Em 1975, Portugal abandonou a África sem ter chegado a compreender os povos dos territórios que havia colonizado. Já os africanos alcançaram a independência conhecendo muito bem Portugal e os portugueses
José Eduardo Agualusa 24/07/2021
O colonialista olha o colonizado e não o vê. A incapacidade de ver o outro, mesmo quando o tem diante dos olhos, mesmo enquanto o filma ou fotografa, faz parte da natureza profunda do colonialismo. Se o colonialismo visse o outro não seria colonialismo.
Confirmei esta ideia na última segunda-feira, ao assistir, em Lisboa, ao mais recente documentário da diretora portuguesa, natural de Angola, Joana Pontes. Em “Visões do império”, Joana visita arquivos e colecionadores, públicos e privados, procurando postais e fotografias produzidas nas antigas colônias portuguesas, sobretudo em Angola e Moçambique, nas primeiras décadas do século XX. Essas imagens mostram o feliz cotidiano dos colonos portugueses, na praia, em festas, caçando ou pescando. Os africanos surgem apenas como material etnográfico, representando etnias ou profissões, ou então como uma incômoda e silenciosa paisagem de fundo.
O mesmo se passa, aliás, na literatura colonial. Mais estranho é constatar que até a literatura portuguesa produzida após a independência de Angola e Moçambique padece de cegueira semelhante. Nos romances portugueses cuja ação decorre na África, os africanos raramente falam ou pensam. São como fantasmas desprovidos de história e de identidade. Nos últimos anos isso mudou um pouco. Nas obras de escritores mais jovens, como Francisco José Viegas, já se vai dando voz aos personagens negros. Por outro lado, surgiu entretanto uma geração de escritores portugueses de ascendência africana, cujo rosto mais conhecido é o de Djaimilia Pereira de Almeida, cujos romances, disponíveis nas livrarias brasileiras, criam pontes entre Angola e Portugal.

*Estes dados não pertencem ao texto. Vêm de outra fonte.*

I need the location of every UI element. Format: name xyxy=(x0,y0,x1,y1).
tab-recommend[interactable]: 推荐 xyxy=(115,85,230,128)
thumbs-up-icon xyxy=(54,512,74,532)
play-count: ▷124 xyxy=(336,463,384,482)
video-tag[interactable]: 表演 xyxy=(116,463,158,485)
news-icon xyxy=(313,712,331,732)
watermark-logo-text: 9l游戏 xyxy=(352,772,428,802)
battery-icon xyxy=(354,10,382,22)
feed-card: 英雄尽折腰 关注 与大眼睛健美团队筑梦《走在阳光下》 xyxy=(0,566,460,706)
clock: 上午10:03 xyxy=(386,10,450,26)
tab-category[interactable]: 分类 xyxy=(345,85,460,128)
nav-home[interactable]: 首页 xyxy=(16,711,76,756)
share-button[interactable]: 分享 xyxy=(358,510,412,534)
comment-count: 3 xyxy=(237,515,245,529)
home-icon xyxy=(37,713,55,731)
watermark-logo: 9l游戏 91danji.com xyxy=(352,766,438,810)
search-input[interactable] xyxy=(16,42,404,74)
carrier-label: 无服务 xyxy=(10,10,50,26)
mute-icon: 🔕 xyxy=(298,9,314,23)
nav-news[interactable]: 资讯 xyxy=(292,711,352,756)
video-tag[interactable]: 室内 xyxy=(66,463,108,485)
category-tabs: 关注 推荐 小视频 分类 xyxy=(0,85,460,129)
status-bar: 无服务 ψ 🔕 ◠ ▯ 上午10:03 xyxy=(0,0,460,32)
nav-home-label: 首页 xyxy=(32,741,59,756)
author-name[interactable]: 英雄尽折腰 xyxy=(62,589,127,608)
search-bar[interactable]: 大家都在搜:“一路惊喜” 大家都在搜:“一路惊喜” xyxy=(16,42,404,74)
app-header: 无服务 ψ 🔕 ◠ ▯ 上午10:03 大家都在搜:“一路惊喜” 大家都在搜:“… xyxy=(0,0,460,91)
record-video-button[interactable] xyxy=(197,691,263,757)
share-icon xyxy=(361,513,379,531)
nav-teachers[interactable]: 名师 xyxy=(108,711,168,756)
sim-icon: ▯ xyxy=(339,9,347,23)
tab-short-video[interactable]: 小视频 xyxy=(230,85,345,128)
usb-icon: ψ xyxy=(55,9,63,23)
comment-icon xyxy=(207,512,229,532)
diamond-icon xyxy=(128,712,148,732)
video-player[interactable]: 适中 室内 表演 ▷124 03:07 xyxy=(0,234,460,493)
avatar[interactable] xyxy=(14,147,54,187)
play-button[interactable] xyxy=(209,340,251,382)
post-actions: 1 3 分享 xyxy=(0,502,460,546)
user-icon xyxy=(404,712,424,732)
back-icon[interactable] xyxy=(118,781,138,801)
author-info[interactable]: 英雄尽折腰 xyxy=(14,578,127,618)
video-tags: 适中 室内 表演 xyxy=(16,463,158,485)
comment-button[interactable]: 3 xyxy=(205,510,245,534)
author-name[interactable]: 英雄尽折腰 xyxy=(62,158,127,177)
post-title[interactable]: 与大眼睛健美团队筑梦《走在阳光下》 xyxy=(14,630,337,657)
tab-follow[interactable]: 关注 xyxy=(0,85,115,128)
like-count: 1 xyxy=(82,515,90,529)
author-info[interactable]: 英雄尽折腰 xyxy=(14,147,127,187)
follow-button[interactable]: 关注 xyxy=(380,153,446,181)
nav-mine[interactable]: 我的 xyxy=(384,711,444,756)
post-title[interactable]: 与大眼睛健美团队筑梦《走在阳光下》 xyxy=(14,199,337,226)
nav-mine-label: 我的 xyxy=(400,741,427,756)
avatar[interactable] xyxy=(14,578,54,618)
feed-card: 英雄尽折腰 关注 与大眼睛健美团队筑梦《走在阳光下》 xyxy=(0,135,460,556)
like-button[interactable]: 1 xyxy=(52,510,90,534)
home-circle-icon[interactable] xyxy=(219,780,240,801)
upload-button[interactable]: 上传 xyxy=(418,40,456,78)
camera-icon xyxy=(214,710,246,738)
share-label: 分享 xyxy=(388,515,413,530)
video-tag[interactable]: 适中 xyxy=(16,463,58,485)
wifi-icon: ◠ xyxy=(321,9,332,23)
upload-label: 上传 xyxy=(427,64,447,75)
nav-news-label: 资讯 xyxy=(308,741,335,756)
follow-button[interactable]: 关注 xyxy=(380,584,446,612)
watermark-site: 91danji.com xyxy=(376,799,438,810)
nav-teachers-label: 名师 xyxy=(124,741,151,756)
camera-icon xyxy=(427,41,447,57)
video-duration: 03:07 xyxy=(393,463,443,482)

O processo de descolonização português aconteceu há quase meio século. Contudo, a descolonização do olhar, isto é, dos espíritos, ainda está longe de acontecer.
Curiosamente, nos romances de autores angolanos e moçambicanos, escritos quer antes quer depois das independências, os colonos portugueses sempre tiveram voz. Escritores como Luandino Vieira, Pepetela ou Manuel Rui esforçaram-se não apenas por escutar o outro — no caso, os colonos portugueses —, mas por retratar a diversidade e a complexidade humana desse grupo. Nos livros dos autores africanos há personagens representando tipos muito diversos de portugueses, desde aqueles que foram para a África com o único propósito de enriquecer depressa até os que conseguiram superar a cegueira colonial, interessando-se pelas sociedades africanas, e integrando-se nelas.
Em 1975, Portugal abandonou a África sem ter chegado a conhecer e a compreender os povos dos territórios que havia colonizado. Os africanos, pelo contrário, alcançaram a independência conhecendo muito bem Portugal e os portugueses. Esta desigualdade reflete-se até hoje na relação entre as antigas colônias e Portugal. Os dirigentes políticos angolanos, em particular, têm sabido explorar com grande inteligência (e uma certa crueldade) as contradições, fraquezas e hesitações dos sucessivos governos portugueses, sejam estes mais à direita ou mais à esquerda, para fazer valer as suas posições. Hoje, Angola influencia mais a política portuguesa do que o oposto. A isto se chama justiça poética.